[cuda]RMSNorm核函数解析
计算原理
\(RMSNorm = x * (sqrt(1/n * (x_i)^2 + eps)) * g\)
torch实现
class RMSNorm(torch.nn.Module):
def __init__(self, dim: int, eps: float = 1e-6):
super().__init__()
self.eps = eps
self.weight = nn.Parameter(torch.ones(dim))
def _norm(self, x):
return x * torch.rsqrt(x.pow(2).mean(-1, keepdim=True) + self.eps)
def forward(self, x):
output = self._norm(x.float()).type_as(x)
return output * self.weight
先算出norm的值,然后再计算g*norm, 其中norm为平方和的根。注意这里是先转化为float进行进行norm运算,norm的结果再转为对应type。
cuda实现
__global__ void rms_norm_kernel(
scalar_t* __restrict__ out, // [num_tokens, hidden_size]
const scalar_t* __restrict__ input, // [num_tokens, hidden_size]
const scalar_t* __restrict__ weight, // [hidden_size]
const float epsilon,
const int num_tokens,
const int hidden_size) {
__shared__ float s_variance;
float variance = 0.0f;
for (int idx = threadIdx.x; idx < hidden_size; idx += blockDim.x) {
const float x = (float) input[blockIdx.x * hidden_size + idx];
variance += x * x;
}
variance = blockReduceSum<float>(variance);
if (threadIdx.x == 0) {
s_variance = rsqrtf(variance / hidden_size + epsilon);
}
__syncthreads();
for (int idx = threadIdx.x; idx < hidden_size; idx += blockDim.x) {
float x = (float) input[blockIdx.x * hidden_size + idx];
out[blockIdx.x * hidden_size + idx] = ((scalar_t) (x * s_variance)) * weight[idx];
}
}
这里variance计算了不同block间同余位置上的x的平方和,经过blockReduceSum则将部分和进行相加,得到全部的平方和,并在线程0下计算平方根。

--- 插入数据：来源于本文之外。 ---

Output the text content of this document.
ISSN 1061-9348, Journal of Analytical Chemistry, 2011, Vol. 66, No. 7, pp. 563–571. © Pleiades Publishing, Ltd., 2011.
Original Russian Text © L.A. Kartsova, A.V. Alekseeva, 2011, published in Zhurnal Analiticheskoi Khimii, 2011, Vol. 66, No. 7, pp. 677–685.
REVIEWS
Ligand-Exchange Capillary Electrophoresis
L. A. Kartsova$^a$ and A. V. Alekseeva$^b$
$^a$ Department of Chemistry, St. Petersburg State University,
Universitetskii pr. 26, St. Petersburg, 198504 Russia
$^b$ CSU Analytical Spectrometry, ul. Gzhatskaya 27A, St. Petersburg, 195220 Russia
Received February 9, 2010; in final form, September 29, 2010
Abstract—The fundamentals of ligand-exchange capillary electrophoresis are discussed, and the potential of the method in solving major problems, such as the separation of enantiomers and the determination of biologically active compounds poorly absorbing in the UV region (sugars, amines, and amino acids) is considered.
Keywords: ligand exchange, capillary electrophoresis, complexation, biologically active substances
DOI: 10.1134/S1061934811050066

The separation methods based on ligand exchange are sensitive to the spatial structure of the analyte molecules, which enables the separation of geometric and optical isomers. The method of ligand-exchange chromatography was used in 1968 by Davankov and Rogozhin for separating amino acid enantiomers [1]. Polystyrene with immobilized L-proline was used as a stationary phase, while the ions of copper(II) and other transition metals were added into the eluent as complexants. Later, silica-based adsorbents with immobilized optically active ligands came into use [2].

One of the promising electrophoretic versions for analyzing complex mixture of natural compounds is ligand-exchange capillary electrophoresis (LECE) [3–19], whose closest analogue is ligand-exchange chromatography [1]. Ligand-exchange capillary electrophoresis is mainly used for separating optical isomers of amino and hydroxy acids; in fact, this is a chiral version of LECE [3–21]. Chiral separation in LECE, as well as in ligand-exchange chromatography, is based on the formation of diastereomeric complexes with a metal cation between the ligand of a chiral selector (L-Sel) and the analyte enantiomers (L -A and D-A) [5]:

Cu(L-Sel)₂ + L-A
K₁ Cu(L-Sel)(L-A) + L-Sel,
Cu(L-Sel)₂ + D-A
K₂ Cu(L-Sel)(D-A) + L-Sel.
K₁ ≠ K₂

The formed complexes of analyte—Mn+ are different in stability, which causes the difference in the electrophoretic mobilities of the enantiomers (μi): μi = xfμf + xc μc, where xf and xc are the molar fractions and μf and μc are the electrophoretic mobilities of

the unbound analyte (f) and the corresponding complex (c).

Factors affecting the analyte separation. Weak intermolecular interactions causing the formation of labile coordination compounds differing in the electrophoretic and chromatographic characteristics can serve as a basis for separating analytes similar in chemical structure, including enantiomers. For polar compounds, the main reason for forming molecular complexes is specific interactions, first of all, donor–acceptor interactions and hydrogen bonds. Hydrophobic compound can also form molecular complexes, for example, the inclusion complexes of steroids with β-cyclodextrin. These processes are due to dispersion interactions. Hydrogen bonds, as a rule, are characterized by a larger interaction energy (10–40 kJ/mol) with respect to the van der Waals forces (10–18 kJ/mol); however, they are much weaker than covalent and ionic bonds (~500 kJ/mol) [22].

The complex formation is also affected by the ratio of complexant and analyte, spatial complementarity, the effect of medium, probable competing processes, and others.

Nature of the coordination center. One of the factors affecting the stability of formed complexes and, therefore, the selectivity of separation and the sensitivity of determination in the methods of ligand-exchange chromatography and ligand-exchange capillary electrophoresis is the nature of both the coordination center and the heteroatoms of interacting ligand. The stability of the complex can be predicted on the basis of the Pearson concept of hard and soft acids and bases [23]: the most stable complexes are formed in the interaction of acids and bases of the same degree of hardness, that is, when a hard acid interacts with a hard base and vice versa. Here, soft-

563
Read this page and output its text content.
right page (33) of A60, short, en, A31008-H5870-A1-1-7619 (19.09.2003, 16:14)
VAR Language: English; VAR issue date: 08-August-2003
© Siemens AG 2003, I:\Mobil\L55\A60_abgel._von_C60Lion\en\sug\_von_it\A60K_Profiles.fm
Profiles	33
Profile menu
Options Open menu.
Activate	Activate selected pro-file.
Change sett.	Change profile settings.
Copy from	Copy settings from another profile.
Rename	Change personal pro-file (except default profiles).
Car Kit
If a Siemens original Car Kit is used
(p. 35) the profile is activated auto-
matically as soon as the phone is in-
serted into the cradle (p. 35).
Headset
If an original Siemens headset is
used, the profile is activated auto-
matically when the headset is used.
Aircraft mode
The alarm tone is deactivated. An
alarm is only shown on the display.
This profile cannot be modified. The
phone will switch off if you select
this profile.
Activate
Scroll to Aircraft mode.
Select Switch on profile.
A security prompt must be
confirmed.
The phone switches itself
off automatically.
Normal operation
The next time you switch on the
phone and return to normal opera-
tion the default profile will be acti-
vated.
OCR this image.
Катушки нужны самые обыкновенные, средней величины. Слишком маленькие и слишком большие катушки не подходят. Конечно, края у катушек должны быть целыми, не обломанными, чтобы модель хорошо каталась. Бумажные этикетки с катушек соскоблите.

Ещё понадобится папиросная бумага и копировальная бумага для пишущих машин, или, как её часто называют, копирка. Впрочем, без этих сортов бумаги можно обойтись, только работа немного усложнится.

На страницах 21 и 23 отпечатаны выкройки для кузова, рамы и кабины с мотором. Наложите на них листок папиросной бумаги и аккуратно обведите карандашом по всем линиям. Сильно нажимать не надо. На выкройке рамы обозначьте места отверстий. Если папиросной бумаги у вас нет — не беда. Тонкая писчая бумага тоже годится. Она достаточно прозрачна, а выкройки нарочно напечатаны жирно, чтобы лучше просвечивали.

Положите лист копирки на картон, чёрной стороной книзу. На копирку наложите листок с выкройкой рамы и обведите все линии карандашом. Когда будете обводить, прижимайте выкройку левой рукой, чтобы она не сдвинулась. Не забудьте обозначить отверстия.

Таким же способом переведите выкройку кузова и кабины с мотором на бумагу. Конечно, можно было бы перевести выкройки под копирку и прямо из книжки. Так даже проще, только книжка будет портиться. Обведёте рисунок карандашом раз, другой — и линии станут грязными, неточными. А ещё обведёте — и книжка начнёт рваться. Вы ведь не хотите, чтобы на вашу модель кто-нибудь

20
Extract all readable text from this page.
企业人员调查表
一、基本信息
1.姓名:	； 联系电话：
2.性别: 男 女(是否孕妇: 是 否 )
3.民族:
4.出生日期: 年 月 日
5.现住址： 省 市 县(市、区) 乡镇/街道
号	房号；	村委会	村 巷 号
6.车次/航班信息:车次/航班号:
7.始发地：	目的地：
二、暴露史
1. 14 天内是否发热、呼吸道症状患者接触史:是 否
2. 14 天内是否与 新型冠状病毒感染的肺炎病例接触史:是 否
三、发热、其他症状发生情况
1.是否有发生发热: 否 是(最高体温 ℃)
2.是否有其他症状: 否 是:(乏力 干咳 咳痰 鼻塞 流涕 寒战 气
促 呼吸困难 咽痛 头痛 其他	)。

同时更新同一block下的所有output。
结果对比
torch run time: 0.5862712860107422 ms
torch.Size([200, 2048])
cuda run time: 0.06341934204101562 ms
torch.Size([200, 2048])
tensor([[ 0.2473, -0.4733, -1.5234, ..., -1.0379, 0.2188, -1.7629],
[-0.0408, -0.9154, 0.6396, ..., 0.1713, -1.1047, 0.7188],
[-1.0582, -0.0282, 0.7803, ..., 1.4090, 1.4131, 1.7266],
...,
[ 0.4701, 0.2073, 1.7602, ..., -0.4985, -1.0406, -0.4027],
[ 0.0527, -1.2559, 0.2172, ..., -0.2953, -1.3365, 0.2298],
[ 1.0274, 2.4901, -0.2216, ..., 0.5723, 1.3783, 0.6167]],
device='cuda:0', grad_fn=<MulBackward0>)
tensor([[ 0.2473, -0.4733, -1.5234, ..., -1.0379, 0.2188, -1.7629],
[-0.0408, -0.9154, 0.6396, ..., 0.1713, -1.1047, 0.7188],
[-1.0582, -0.0282, 0.7803, ..., 1.4090, 1.4131, 1.7266],
...,
[ 0.4701, 0.2073, 1.7602, ..., -0.4985, -1.0406, -0.4027],
[ 0.0527, -1.2559, 0.2172, ..., -0.2953, -1.3365, 0.2298],
[ 1.0274, 2.4901, -0.2216, ..., 0.5723, 1.3783, 0.6167]],
device='cuda:0')
max diff: tensor(4.7684e-07, device='cuda:0', grad_fn=<MaxBackward1>)
本次测试的大小为[200, 2048], 即token长为200,feature dim长度为2048,可以看到torch的运行时间为0.58ms,cuda的运行时间为0.06ms,效率提升了一个数量级,而误差max diff为1e-7级别,是可接受的范围。